There can be other types such as mono to stereo, joint stereo, intensity stereo, mid/side stereo.
For know let’s keep it simple. Two input signals – two output signals. Stereo.
LtRt meaning Left Total/Right Total is another two-track element with Left and Right audio but encoded with Dolby Surround matrix.
What does it mean?
In normal Stereo, you got two outputs – left and right. We call that mix Lo/Ro. In Lt/Rt, you have four outputs – L C R S (left,center, right, mono surround).
Four tracks are “downmixed” or encoded into two-track (left and right), but it can be played back as mono, stereo or LCRS. You will need special software plugins or dedicated hardware to encode/decode this mix.
It’s not often used, but clients still ask for it.
Some old venues that can’t handle standard 5.1 may need it, airline play and TV could use it too.
R128 is the latest European Broadcasting Union Recommendation for volume and peak levels.
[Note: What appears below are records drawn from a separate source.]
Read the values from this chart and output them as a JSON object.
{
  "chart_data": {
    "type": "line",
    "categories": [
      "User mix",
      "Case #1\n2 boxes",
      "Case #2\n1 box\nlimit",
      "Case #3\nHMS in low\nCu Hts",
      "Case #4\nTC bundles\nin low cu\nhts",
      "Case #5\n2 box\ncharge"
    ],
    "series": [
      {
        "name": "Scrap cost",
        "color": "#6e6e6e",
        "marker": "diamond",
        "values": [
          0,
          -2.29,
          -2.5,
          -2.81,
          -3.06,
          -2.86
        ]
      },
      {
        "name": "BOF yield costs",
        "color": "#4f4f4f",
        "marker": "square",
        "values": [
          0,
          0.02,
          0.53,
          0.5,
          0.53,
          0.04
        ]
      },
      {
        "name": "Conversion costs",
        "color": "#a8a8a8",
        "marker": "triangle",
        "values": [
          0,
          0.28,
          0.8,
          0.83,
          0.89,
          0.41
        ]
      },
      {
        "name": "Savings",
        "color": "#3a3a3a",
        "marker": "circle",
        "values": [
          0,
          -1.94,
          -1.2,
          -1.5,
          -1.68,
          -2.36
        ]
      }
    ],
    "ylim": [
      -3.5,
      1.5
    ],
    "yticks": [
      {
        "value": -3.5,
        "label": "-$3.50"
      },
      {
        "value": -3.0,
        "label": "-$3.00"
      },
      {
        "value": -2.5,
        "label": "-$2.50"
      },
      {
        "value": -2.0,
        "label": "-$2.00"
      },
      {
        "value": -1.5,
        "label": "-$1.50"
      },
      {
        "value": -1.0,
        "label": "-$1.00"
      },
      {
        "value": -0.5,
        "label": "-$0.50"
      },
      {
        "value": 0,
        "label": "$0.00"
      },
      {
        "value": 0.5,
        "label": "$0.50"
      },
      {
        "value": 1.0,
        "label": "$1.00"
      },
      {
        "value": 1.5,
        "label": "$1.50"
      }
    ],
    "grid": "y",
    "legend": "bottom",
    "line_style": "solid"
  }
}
These we use for TV broadcast. In postproduction, you may be asked to produce both 5.1 R128 and 2.0 R128 mixes, both set to standardised rules.
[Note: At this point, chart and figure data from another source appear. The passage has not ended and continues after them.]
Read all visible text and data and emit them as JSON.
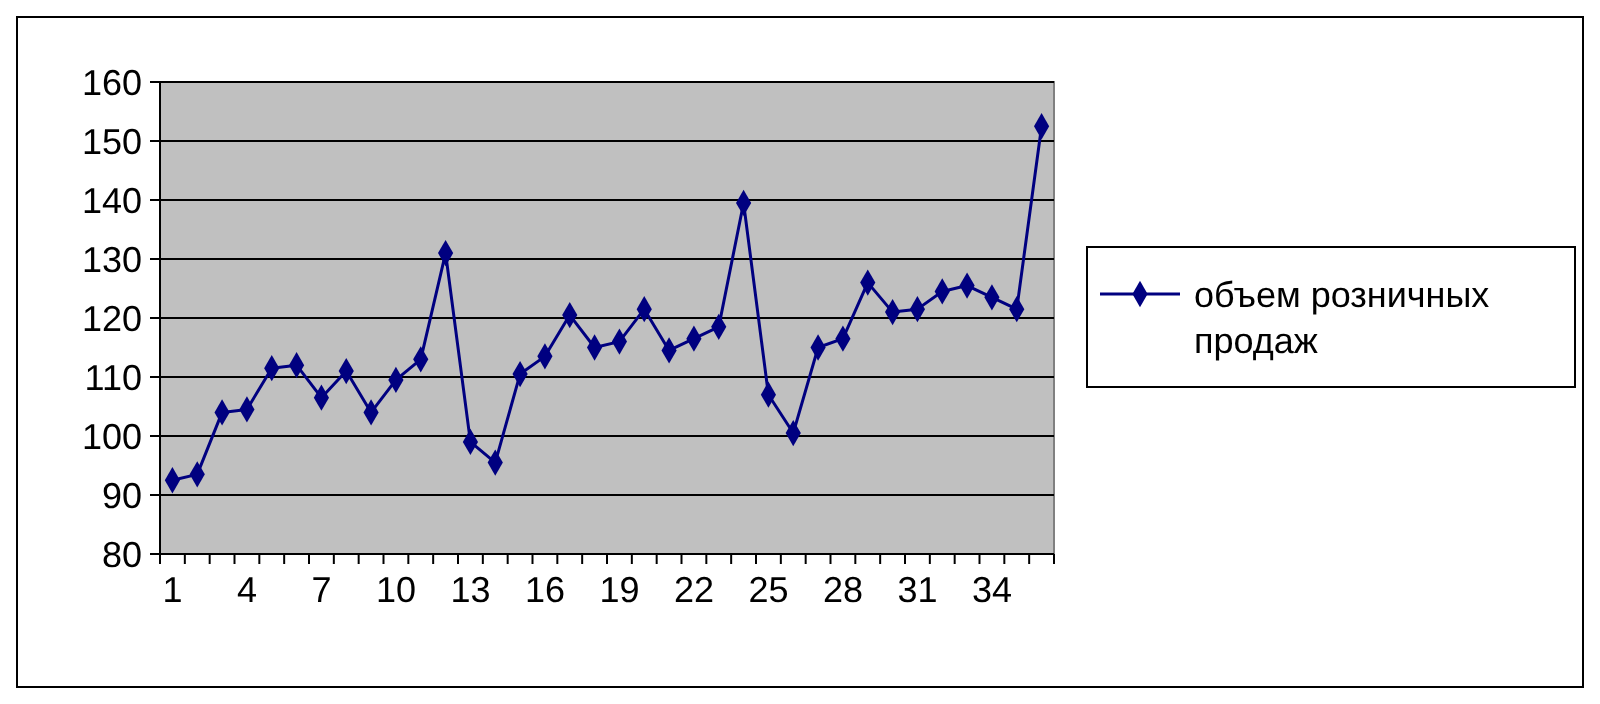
{
  "chart_data": {
    "type": "line",
    "categories": [
      "1",
      null,
      null,
      "4",
      null,
      null,
      "7",
      null,
      null,
      "10",
      null,
      null,
      "13",
      null,
      null,
      "16",
      null,
      null,
      "19",
      null,
      null,
      "22",
      null,
      null,
      "25",
      null,
      null,
      "28",
      null,
      null,
      "31",
      null,
      null,
      "34",
      null,
      null
    ],
    "series": [
      {
        "name": "объем розничных продаж",
        "color": "#000080",
        "values": [
          92.5,
          93.5,
          104,
          104.5,
          111.5,
          112,
          106.5,
          111,
          104,
          109.5,
          113,
          131,
          99,
          95.5,
          110.5,
          113.5,
          120.5,
          115,
          116,
          121.5,
          114.5,
          116.5,
          118.5,
          139.5,
          107,
          100.5,
          115,
          116.5,
          126,
          121,
          121.5,
          124.5,
          125.5,
          123.5,
          121.5,
          152.5
        ]
      }
    ],
    "ylim": [
      80,
      160
    ],
    "yticks": [
      80,
      90,
      100,
      110,
      120,
      130,
      140,
      150,
      160
    ],
    "grid": "y",
    "legend": "right",
    "marker": "diamond"
  }
}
LUFS, which is relative Full-Scale loudness, must be set to -23dB (with +/- 1dB of margin) with peak set up to -10dB. For feature films, a peak is set to -3dB. ViSLM is a great tool to measure and correct these settings.
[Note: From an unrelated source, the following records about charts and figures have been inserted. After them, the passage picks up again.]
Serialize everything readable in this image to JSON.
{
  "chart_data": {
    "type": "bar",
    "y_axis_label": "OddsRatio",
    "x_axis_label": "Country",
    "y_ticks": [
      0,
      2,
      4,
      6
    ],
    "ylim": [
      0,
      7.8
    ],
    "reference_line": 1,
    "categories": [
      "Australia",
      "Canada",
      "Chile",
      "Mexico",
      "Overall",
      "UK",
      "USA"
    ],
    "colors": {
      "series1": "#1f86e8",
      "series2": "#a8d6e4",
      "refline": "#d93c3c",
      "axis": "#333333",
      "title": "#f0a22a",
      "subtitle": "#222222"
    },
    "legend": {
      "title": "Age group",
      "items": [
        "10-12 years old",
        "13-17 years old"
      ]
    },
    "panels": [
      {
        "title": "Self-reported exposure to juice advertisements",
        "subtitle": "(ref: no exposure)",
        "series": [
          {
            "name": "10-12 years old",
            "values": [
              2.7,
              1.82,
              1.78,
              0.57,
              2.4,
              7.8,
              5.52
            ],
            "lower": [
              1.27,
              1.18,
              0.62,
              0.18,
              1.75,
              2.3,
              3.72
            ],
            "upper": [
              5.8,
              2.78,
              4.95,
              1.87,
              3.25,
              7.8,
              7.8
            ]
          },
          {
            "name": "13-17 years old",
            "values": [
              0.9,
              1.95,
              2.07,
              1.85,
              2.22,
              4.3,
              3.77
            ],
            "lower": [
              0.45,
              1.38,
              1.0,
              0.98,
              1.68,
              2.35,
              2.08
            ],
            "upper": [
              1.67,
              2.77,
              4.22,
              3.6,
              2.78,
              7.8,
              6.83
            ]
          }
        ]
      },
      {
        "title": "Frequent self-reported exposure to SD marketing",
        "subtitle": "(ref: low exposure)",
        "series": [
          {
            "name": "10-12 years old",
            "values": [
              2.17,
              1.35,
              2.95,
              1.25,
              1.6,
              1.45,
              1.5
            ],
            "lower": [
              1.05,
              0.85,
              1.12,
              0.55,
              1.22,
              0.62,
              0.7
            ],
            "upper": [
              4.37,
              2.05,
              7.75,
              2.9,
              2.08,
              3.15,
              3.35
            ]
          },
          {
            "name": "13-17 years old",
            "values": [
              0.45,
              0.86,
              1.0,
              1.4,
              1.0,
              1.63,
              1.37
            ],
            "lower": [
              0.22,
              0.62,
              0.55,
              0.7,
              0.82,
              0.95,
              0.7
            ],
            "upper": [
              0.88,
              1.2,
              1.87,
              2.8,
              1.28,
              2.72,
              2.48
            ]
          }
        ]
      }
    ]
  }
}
We build R128 mixes from separate audio stems.
5.1 is now a common name for surround sound. The signal is split into six channels L C R Ls Rs LFE (left, center, right, left surround, right surround, sub) and it is the most common set up in home cinemas.
Most DVD and Blu-Ray systems will decode TV broadcast, clips from YouTube or audio from your phone into surround. But it is only when you listen to true surround mix that you can appreciate the art of it.
Games and Blu-Ray movies will always have a true surround mix, and that’s why they sound better than a TV broadcast or streamed shows. There is much less compression on these disks.
7.1 is another type of surround sound. The difference between 5.1 and 7.1 is extra two channels of audio. The signal is split into L C R Ls Rs Lsr Rsr LFE (left, center, right, left surround, right surround, left rear surround, right rear surround, sub).
7.1 mixes are much less popular than 5.1 mixes and only in selected countries movies get a 7.1 cinema release. It depends on cinema sound setup.
5.1 mix can derive from 7.1 mixes and that is what mixers still do on most dubbing stages.
Atmos is the newest format from Dolby. It is still unknown to the general public and only around 2000 cinemas in the world are capable of playing Atmos mix in full scale.
What is it?
It’s quite difficult to explain in words; you need to experience a demo or a movie mixed in Atmos to understand the idea behind this new system. Atmos system divides mix into objects. It has up to 128 separate channels that the system sends to 64 speakers.
I am only familiar with Atmos mixes for movies so take my explanation of the system as only a small part of the technology.
The way the industry leans towards is to mix movies in Atmos and then derive everything else from it. That means 7.1/5.1/stereo and everything in between will be a “downmix” from Atmos.
Some mixers still hesitate and prefer to mix in 7.1 and only then do a quick Atmos job. It is quite an expensive venture and not as effective. Movies you will watch in Atmos will have sound effects flying all around you, rain coming from above, shouts from the left, explosions from behind.
It is quite something. I may write an article dedicated just to Atmos.
For now, just remember – speakers all around you mean Atmos.
Binaural recording gives you the sense of being “in the room”.
What does it mean and how you can achieve it?
And how do you experience it?
Let’s start with the last. Binaural is a headphone mix. I mean you can sort of experience it with surround sound, but headphones are the way to go.
Imagine a band standing in the circle and you being inside of it. That’s what binaural is. It gives you the sense of sounds around you, moving as they pass you.